Saturday, 23 June 2018

Follow–through and Focus



Talking of the Spectator, the BBC's Paul Wood writes occasional articles about Donald Trump for it. His latest piece, What does the British government know about Trump and Russia?, hasn't gone down with the magazine's below-the-line online commentariat. They think it stinks of BBC bias. 

It's certainly a strikingly-written piece where every claim of wrongdoing (whether by Trump, or Arron Banks, or Russia, or the British government) is made to sound credible (sometimes with Paul Wood himself explicitly pronouncing it credible) but carefully caveated with 'some people say'-style get-out clauses. In the end, however, when you stand back from it a bit, it strikes you that not a single actual piece of the described wrongdoing has yet been proven. It's still all smoke and no fire.
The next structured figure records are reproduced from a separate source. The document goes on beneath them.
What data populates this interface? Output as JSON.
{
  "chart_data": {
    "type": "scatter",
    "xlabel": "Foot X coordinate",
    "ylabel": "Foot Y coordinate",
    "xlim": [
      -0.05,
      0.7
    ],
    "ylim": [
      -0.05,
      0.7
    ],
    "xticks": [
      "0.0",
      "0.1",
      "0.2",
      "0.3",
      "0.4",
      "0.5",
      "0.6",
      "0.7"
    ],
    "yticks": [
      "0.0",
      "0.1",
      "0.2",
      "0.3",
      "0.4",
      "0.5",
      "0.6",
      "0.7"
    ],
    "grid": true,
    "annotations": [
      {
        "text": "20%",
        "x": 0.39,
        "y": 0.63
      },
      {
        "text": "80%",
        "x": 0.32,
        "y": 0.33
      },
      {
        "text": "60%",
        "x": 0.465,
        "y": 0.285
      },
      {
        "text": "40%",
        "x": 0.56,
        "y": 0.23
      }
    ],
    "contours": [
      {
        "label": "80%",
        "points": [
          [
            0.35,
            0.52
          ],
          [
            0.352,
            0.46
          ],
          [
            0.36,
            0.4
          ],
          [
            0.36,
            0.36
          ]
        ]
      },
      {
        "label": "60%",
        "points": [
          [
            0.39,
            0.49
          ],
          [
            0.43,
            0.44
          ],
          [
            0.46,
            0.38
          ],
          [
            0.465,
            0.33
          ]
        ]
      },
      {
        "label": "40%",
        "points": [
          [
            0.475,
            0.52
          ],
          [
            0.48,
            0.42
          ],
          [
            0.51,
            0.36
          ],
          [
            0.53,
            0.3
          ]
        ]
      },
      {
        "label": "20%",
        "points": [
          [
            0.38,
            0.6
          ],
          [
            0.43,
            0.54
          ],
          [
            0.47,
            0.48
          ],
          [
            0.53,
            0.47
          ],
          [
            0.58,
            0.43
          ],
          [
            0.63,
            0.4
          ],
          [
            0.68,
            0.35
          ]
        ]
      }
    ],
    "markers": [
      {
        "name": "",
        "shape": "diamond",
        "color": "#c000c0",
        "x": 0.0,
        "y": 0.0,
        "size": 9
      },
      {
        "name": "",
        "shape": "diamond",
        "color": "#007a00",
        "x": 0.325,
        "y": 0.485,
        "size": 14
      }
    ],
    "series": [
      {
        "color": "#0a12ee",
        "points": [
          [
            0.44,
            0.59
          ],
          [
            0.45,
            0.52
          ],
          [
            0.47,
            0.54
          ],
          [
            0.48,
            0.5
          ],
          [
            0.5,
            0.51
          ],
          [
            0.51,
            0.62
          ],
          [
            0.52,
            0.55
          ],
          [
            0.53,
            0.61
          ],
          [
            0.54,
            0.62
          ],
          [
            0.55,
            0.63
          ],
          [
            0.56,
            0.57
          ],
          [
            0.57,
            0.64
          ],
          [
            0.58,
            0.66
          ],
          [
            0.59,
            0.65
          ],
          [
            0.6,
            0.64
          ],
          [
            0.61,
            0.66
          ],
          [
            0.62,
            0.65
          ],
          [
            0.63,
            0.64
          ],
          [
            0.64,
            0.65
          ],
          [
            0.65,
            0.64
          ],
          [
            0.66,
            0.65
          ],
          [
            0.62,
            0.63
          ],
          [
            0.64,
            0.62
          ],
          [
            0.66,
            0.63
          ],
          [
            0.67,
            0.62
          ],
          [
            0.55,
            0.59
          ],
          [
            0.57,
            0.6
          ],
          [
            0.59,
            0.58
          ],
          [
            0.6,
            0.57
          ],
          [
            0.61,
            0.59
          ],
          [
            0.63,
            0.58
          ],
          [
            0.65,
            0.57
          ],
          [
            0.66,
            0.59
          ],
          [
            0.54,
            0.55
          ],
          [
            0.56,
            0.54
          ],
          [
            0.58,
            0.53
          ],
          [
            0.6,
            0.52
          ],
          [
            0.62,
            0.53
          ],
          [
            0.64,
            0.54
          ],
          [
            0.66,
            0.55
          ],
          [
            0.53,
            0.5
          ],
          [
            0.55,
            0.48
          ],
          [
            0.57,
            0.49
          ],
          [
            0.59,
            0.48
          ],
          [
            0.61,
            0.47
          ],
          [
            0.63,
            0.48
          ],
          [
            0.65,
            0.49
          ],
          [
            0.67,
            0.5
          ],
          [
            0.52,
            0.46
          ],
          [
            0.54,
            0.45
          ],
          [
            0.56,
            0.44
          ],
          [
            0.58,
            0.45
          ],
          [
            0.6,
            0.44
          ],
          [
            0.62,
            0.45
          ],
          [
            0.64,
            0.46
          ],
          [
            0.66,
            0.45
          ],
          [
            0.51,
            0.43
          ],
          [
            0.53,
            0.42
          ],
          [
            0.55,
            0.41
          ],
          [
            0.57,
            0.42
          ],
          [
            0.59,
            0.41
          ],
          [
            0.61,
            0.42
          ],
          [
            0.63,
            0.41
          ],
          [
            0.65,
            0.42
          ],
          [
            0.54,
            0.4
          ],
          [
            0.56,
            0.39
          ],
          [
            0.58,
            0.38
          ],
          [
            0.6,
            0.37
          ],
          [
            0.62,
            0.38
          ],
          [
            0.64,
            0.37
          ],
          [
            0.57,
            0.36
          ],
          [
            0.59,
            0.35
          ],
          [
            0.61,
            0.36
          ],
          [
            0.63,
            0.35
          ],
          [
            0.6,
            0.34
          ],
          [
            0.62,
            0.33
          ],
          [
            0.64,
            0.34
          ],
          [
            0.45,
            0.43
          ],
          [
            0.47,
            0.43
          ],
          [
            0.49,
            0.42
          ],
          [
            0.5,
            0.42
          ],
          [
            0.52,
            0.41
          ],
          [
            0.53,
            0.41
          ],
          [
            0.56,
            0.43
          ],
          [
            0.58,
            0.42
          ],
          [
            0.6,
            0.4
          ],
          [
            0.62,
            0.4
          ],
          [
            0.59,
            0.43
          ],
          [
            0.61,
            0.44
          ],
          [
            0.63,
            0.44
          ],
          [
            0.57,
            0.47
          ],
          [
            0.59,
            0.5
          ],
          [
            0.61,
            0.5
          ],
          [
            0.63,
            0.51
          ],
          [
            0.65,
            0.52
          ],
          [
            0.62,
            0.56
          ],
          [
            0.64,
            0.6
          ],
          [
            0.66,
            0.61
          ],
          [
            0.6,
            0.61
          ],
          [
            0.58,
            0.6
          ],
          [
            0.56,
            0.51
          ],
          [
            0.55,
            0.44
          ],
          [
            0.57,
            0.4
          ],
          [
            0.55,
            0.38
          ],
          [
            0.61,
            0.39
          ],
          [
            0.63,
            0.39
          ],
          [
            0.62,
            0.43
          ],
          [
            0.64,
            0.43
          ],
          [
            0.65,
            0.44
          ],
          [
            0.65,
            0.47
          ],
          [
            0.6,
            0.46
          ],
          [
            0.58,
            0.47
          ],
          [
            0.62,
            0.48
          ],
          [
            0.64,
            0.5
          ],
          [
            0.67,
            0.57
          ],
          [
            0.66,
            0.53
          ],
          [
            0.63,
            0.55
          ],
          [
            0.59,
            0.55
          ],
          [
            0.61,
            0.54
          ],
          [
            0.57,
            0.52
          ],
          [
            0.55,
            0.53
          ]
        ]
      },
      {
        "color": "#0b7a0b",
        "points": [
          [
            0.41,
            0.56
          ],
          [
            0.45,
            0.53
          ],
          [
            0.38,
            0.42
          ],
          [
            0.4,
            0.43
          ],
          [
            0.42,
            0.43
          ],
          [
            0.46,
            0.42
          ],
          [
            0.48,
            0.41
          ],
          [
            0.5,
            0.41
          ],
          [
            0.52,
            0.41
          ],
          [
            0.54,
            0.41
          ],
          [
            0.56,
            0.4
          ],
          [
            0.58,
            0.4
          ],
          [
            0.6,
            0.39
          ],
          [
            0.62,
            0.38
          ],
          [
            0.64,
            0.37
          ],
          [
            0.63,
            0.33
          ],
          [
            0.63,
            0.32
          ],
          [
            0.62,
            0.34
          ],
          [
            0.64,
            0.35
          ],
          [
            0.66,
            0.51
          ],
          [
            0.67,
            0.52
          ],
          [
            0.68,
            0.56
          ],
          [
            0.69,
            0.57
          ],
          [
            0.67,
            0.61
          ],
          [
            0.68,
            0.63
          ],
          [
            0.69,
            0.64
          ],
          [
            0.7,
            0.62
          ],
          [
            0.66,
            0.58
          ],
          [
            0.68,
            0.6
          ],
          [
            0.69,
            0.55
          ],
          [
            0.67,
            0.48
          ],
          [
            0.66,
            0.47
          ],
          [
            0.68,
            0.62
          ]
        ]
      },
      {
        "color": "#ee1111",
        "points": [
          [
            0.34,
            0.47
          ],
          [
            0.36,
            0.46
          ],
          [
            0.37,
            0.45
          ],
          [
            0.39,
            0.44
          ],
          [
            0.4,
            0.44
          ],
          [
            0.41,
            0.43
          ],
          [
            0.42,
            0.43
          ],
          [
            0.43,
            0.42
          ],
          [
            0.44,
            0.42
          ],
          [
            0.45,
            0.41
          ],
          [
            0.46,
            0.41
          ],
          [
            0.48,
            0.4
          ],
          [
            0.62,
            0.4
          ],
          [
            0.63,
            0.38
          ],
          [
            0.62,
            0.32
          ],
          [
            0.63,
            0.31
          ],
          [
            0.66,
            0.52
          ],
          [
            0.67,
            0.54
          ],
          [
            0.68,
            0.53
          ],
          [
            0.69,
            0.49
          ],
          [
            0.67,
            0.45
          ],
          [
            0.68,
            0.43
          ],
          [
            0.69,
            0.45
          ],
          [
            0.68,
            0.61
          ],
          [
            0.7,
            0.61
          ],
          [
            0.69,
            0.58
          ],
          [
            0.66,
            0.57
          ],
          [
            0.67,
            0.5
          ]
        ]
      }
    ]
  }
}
And he's also quite capable of misreporting the President. One thing even some critics have conceded is that Donald Trump is following through on his election pledges and getting lots of them up and running. He recognised Jerusalem as Israel's capital and moved the US embassy there. He pulled the US out of the Iran nuclear deal. He withdrew the US from the Paris climate accord. He moved to renegotiate NAFTA. He pulled out of the planned Trans-Pacific Partnership deal. He introduced a travel bans for residents of several Muslim countries. He got tough with China on trade. He talked to Kim Jong-un. He got his tax cuts passed. He got his Supreme Court nominee accepted. He bombed Islamic State into oblivion.  Paul Wood, however, is sticking with the old line:
And Theresa May was the first world leader through the door of the Oval Office to see the new president. But whatever promises she wrung from Trump will depend on a follow–through and focus he has not shown. This is a president who could not get his own healthcare bill past a Republican Congress.
For a President with no follow-though and focus, his actions seem to show a lot of follow-through and focus.